You see, it’s the “big games” that get me into these slumps. Over the years, I noticed a pattern. After I’ve plunged myself into the games I really enjoy and have been really hyped about, poured days into them and let them get under my skin, I come out of them feeling empty. After I’d rinsed every bit of game play I could out of Mass Effect 2, I looked at every other game and thought to myself “Well, you’re not Mass Effect 2 are you?”. The same thing happened after Fallout: New Vegas, Skyrim, Resistance: Fall Of Man, The Last of Us, Burnout Paradise plus many more and, of course, the Uncharted games. I went into a slump and no game could satisfy me for weeks on end.

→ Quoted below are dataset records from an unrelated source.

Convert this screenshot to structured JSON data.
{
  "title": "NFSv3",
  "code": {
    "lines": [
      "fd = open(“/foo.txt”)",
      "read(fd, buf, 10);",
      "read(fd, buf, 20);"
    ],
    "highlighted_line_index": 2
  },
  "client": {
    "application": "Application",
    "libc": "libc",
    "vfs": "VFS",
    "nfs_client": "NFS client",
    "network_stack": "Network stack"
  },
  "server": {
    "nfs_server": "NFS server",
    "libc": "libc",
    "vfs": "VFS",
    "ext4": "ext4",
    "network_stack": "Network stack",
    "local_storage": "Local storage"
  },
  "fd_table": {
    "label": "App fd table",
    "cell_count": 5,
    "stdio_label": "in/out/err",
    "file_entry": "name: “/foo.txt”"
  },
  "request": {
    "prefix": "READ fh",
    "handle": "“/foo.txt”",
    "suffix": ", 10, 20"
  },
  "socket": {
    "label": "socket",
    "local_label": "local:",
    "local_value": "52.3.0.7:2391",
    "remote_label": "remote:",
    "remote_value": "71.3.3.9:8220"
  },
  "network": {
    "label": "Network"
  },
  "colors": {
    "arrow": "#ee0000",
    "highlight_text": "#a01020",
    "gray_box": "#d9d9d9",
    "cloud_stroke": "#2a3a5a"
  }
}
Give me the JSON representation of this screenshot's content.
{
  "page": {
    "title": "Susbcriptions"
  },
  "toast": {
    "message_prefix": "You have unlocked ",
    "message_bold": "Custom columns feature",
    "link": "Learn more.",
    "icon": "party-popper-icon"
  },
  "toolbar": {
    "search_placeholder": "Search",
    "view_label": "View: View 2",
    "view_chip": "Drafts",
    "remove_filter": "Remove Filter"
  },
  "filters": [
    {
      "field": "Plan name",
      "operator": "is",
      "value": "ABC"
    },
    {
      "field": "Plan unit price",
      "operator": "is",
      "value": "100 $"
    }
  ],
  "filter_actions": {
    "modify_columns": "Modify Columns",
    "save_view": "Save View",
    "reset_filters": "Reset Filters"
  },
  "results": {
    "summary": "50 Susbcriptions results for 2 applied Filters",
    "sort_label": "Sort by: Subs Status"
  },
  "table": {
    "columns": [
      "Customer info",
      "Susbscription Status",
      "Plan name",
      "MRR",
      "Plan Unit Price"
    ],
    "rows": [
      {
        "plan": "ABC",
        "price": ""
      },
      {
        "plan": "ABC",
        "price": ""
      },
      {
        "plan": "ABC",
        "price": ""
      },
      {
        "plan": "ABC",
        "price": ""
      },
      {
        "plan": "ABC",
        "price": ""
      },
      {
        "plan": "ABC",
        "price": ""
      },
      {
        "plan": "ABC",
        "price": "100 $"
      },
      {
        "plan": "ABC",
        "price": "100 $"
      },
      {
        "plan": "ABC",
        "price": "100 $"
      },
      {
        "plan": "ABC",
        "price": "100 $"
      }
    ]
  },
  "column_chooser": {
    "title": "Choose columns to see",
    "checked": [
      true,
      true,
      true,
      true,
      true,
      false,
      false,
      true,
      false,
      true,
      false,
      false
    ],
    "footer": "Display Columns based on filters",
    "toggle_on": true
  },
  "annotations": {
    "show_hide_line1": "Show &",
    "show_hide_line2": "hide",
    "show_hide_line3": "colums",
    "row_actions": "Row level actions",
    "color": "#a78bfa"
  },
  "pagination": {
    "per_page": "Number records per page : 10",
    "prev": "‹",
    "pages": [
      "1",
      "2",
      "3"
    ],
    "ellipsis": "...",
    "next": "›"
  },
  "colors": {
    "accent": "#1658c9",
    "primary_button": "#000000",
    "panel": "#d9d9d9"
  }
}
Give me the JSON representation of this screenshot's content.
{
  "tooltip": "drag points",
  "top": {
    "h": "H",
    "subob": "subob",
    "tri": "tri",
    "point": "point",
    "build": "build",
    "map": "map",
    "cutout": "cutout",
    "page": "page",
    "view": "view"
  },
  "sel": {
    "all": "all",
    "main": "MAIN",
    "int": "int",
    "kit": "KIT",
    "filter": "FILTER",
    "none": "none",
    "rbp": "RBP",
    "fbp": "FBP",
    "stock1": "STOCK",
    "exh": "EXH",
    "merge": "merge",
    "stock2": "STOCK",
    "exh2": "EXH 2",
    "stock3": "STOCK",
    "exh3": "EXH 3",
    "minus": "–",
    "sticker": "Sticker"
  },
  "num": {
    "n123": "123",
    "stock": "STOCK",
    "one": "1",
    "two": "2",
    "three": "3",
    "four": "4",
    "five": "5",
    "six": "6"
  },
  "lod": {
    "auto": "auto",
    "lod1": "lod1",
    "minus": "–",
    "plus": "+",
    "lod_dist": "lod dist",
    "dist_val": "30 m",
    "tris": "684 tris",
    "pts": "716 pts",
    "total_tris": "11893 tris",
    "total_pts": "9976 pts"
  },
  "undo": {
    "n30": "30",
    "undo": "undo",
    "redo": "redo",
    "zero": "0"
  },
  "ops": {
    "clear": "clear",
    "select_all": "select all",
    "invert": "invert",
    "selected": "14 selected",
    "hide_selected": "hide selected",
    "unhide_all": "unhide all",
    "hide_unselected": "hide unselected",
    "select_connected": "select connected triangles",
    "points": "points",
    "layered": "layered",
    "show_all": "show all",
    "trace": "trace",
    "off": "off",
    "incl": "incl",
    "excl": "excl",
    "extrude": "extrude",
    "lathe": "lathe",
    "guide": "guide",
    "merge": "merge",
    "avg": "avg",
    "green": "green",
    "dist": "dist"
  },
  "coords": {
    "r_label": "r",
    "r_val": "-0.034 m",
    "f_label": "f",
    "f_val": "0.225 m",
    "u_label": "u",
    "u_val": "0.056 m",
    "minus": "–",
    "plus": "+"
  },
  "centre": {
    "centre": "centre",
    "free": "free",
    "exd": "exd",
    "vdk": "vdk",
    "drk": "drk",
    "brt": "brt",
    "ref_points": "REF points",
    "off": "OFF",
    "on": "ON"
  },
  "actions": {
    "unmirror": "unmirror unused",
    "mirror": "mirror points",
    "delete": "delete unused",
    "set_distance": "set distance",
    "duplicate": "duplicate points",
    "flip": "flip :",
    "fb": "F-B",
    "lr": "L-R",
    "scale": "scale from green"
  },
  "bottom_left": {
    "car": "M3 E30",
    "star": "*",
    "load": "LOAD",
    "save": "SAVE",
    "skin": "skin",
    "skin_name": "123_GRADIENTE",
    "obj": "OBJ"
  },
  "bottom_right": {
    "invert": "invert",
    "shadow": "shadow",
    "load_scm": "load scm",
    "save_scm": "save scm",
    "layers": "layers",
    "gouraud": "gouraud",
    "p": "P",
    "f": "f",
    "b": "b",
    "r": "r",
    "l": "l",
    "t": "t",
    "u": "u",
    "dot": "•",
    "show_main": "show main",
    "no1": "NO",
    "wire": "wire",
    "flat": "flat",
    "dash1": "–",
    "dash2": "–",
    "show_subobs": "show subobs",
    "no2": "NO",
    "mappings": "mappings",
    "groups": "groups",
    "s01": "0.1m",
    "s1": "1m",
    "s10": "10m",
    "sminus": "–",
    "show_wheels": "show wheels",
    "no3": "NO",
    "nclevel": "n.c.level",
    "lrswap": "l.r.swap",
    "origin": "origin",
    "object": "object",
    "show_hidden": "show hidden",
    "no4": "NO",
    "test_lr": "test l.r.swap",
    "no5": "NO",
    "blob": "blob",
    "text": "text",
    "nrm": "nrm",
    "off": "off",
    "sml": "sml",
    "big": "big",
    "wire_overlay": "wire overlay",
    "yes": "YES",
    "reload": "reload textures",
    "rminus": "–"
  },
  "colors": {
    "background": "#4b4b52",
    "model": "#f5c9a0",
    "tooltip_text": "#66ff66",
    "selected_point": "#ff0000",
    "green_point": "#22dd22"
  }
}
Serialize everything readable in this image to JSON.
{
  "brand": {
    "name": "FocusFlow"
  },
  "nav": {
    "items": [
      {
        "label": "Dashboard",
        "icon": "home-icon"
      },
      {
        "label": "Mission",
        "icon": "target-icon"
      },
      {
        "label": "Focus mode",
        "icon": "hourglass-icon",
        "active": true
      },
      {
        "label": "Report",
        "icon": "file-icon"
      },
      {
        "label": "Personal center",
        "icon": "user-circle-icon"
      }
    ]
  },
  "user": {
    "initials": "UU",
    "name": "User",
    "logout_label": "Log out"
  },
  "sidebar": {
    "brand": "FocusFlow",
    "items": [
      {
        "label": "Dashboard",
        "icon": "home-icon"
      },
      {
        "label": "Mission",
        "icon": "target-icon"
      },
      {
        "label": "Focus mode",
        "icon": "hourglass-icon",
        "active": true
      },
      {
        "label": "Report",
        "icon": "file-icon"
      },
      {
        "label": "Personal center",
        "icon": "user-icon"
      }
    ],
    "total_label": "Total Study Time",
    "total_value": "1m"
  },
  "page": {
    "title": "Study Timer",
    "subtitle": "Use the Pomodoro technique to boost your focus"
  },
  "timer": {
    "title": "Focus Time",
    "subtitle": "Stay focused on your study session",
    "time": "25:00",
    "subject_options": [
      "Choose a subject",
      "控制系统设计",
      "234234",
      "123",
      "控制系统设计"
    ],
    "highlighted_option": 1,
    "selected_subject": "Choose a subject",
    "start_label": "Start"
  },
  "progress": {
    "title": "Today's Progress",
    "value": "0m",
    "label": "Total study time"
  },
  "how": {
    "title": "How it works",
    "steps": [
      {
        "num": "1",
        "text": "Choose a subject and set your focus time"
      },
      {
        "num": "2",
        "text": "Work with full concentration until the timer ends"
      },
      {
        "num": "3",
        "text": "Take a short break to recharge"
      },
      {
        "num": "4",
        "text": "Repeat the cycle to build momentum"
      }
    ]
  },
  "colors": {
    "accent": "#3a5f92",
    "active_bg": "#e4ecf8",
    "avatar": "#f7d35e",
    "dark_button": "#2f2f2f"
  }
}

So now I try to avoid them. When we get a big game to review here at Finger Guns, I’m more than happy to let Rossko or Paul cover it. I prefer to play those games that are mediocre, middle of the road, less than epic. I prefer the games that I can drop after I’ve reviewed them and they won’t suck me in, get their claws into me and throw me into a slump when they’re done with them. Sure, some games surprise me – Edith Finch, LawBreakers and Victor Vran have knocked me for 6 this year after they unexpectedly blew me away – but I try to stay away from games I truly think I’m going to enjoy the best I can.
I know. It sounds nuts. But I’m not alone. After broaching the subject on some Facebook groups (shout out to PS4 For The Mature) and on other social media sites, a few others admitted to feeling the same and one had labelled it “the big game fear” which has kind of stuck. Some people theorised that it was something do with the massive dopamine rush you get from completing games you enjoy and being unable to recreate that often enough with other games afterwards. Others just thought it was just an odd quirk that we all had. Either way, it’s kind of nice to know I’m not alone in this.
The thing is, I really want to finish Uncharted 4. The first 8 chapters whet my appetite and, as much as I try and convince myself that I don’t want or need too, I *do* want to see it through to the end, especially with The Lost Legacy dropping this week. The game is still in my PS4 (I’m almost exclusively digital these days so it has been there for a long while) and I’ve still got the collectable guide tab open on my laptop. It’ll likely happen any day now. I’ll cave, fire it back up and overcome “the big game fear”. I’m expecting this one to hit me hard. I know it’s probably my last adventure with Nate and Sully and this makes it even more daunting. Hopefully I can power through the subsequent “slump” quick enough to “umm”, “aah” then bottle it over starting Destiny 2, Battlefront 2 and Assassin’s Creed Origins.